When I was about 10 years old, I found an old table knife in the trash. I began to play Indian and practiced throwing until I could stick it in the ground almost every time.


I then started to find targets – cans, boxes – anything I thought the knife would penetrate. As my skill improved, my confidence improved and I became a little cocky. That’s when the stupid boy came out again.


We lived on a small farm. We had cows, horses, and pigs, but no chickens. My father hated chickens, but his brother Bud, whose farm joined ours, loved them. The problem was that Bud let them run free, and sometimes they wandered over to our house.


I’m not sure what I was thinking, but one afternoon a big, white chicken came within eight feet of me while I was standing on the back porch.


Without hesitating, I threw the knife at this innocent chicken and as with the cans and other items, I hit the target. The knife hit her neck just below her head, and she dropped like a sack of flour.


My younger sister, old big mouth, saw the killing blow and couldn’t wait to tell my Daddy.


I’ll never forget the first words that came out of his mouth. “How much money have you saved, son?”


Surprised at the question, I answered, “One dollar and twenty-seven cents.” At that age you know to the penny how much you have.

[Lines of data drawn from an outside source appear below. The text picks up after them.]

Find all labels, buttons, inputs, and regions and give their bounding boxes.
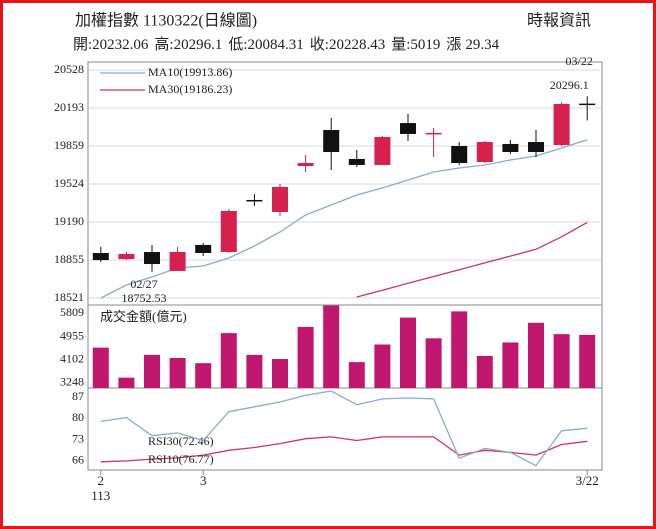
- stats: 開:20232.06 高:20296.1 低:20084.31 收:20228.43 量…: [73, 36, 500, 53]
- y-tick-label: 20193: [54, 100, 84, 114]
- y-tick-label: 18855: [54, 252, 84, 266]
- bar: [92, 347, 109, 388]
- candle-body: [144, 251, 160, 265]
- bar: [195, 363, 212, 388]
- bar: [246, 354, 263, 388]
- candle-body: [528, 142, 544, 153]
- stat-value: 20296.1: [174, 37, 223, 53]
- bar: [579, 334, 596, 388]
- stat-value: 5019: [410, 37, 440, 53]
- candle-body: [297, 163, 314, 166]
- bar: [476, 355, 493, 388]
- y-tick-label: 66: [72, 453, 84, 467]
- line: [356, 221, 588, 298]
- bar: [451, 311, 468, 388]
- bar: [374, 344, 391, 388]
- legend-label: RSI10(76.77): [148, 452, 214, 466]
- candle-body: [118, 254, 135, 260]
- source: 時報資訊: [527, 12, 591, 30]
- bar: [272, 359, 288, 388]
- stat-label: 低:: [228, 36, 247, 53]
- bar: [118, 377, 135, 388]
- line: [100, 139, 588, 299]
- plot-frame: [87, 61, 603, 471]
- bar: [169, 358, 186, 388]
- y-tick-label: 3248: [60, 375, 84, 389]
- candle-body: [272, 187, 288, 213]
- x-tick-label: 2: [98, 473, 105, 488]
- stat-value: 29.34: [465, 37, 499, 53]
- bar: [400, 317, 416, 388]
- bar: [348, 362, 365, 388]
- candle-body: [92, 253, 109, 261]
- stat-label: 收:: [310, 36, 329, 53]
- y-tick-label: 20528: [54, 62, 84, 76]
- stat-label: 量:: [391, 37, 410, 53]
- y-tick-label: 4955: [60, 328, 84, 342]
- stat-label: 高:: [154, 36, 173, 53]
- candle-body: [323, 129, 340, 153]
- annotation-value: 20296.1: [550, 78, 589, 92]
- year-label: 113: [91, 488, 110, 503]
- candle-body: [348, 158, 365, 165]
- y-tick-label: 4102: [60, 351, 84, 365]
- annotation: 03/22: [566, 54, 593, 68]
- panel-title: 成交金額(億元): [100, 309, 187, 324]
- y-tick-label: 80: [72, 410, 84, 424]
- bar: [553, 334, 570, 388]
- x-tick-label: 3: [200, 473, 207, 488]
- bar: [297, 326, 314, 388]
- stat-value: 20084.31: [248, 37, 304, 53]
- candle-body: [476, 142, 493, 163]
- y-tick-label: 19524: [54, 176, 84, 190]
- y-tick-label: 18521: [54, 290, 84, 304]
- y-tick-label: 19859: [54, 138, 84, 152]
- candle-body: [169, 251, 186, 271]
- stat-label: 漲: [446, 36, 461, 53]
- candle-body: [220, 210, 237, 252]
- candle-body: [553, 103, 570, 145]
- bar: [528, 322, 544, 388]
- legend-label: MA30(19186.23): [148, 82, 232, 96]
- x-tick-label: 3/22: [576, 473, 599, 488]
- y-tick-label: 5809: [60, 305, 84, 319]
- y-tick-label: 87: [72, 389, 84, 403]
- stat-label: 開:: [73, 37, 92, 53]
- candle-body: [195, 244, 212, 254]
- title: 加權指數 1130322(日線圖): [75, 12, 257, 30]
- legend-label: RSI30(72.46): [148, 434, 214, 448]
- candle-body: [502, 143, 519, 153]
- stat-value: 20232.06: [92, 37, 149, 53]
- candle-body: [425, 132, 442, 135]
- legend-label: MA10(19913.86): [148, 65, 232, 79]
- annotation-value: 18752.53: [122, 291, 167, 305]
- bar: [323, 305, 340, 388]
- bar: [144, 354, 160, 388]
- candle-body: [579, 103, 596, 106]
- candle-body: [374, 137, 391, 165]
- y-tick-label: 73: [72, 431, 84, 445]
- candle-body: [246, 199, 263, 202]
- y-tick-label: 19190: [54, 214, 84, 228]
- bar: [502, 342, 519, 388]
- line: [100, 390, 588, 467]
- bar: [220, 333, 237, 388]
- candle-body: [451, 146, 468, 164]
- candle-body: [400, 123, 416, 134]
- bar: [425, 338, 442, 388]
- annotation: 02/27: [130, 277, 157, 291]
- stat-value: 20228.43: [329, 37, 385, 53]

With his arms folded across his chest, he said, “Go get it and take it to Bud. Tell him you killed his chicken and ask if that’s enough to pay for it.”

I did as I was told.


Over the years we had made a footpath from our house to Bud’s. I wouldn’t say I was walking slowly, but as my Mamaw used to say, “You needed to drive up a stake to see if he was moving.”


I was about a hundred yards from Bud’s house when I was shocked to see my dead chicken come running into his yard. I could see a blood stain on her neck, but otherwise, she looked healthy. I turned and set a record on getting from Bud’s house to ours.


Dad saw me coming. He asked, “What did he say?”

I was so excited it was all I could do to talk. I finally conveyed to Daddy that the chicken was okay and had beaten me back to Bud’s.


Going back to his normal stern stance, he asked the legendary question, “Did you learn anything?”

“Yes sir. Leave Bud’s chickens alone.”


As I think back over my life, this was my first lesson in cause and effect. Over the years I’ve had many chicken flashbacks when I start to react before thinking first. Remembering that chicken playing possum saved me from many future embarrassments.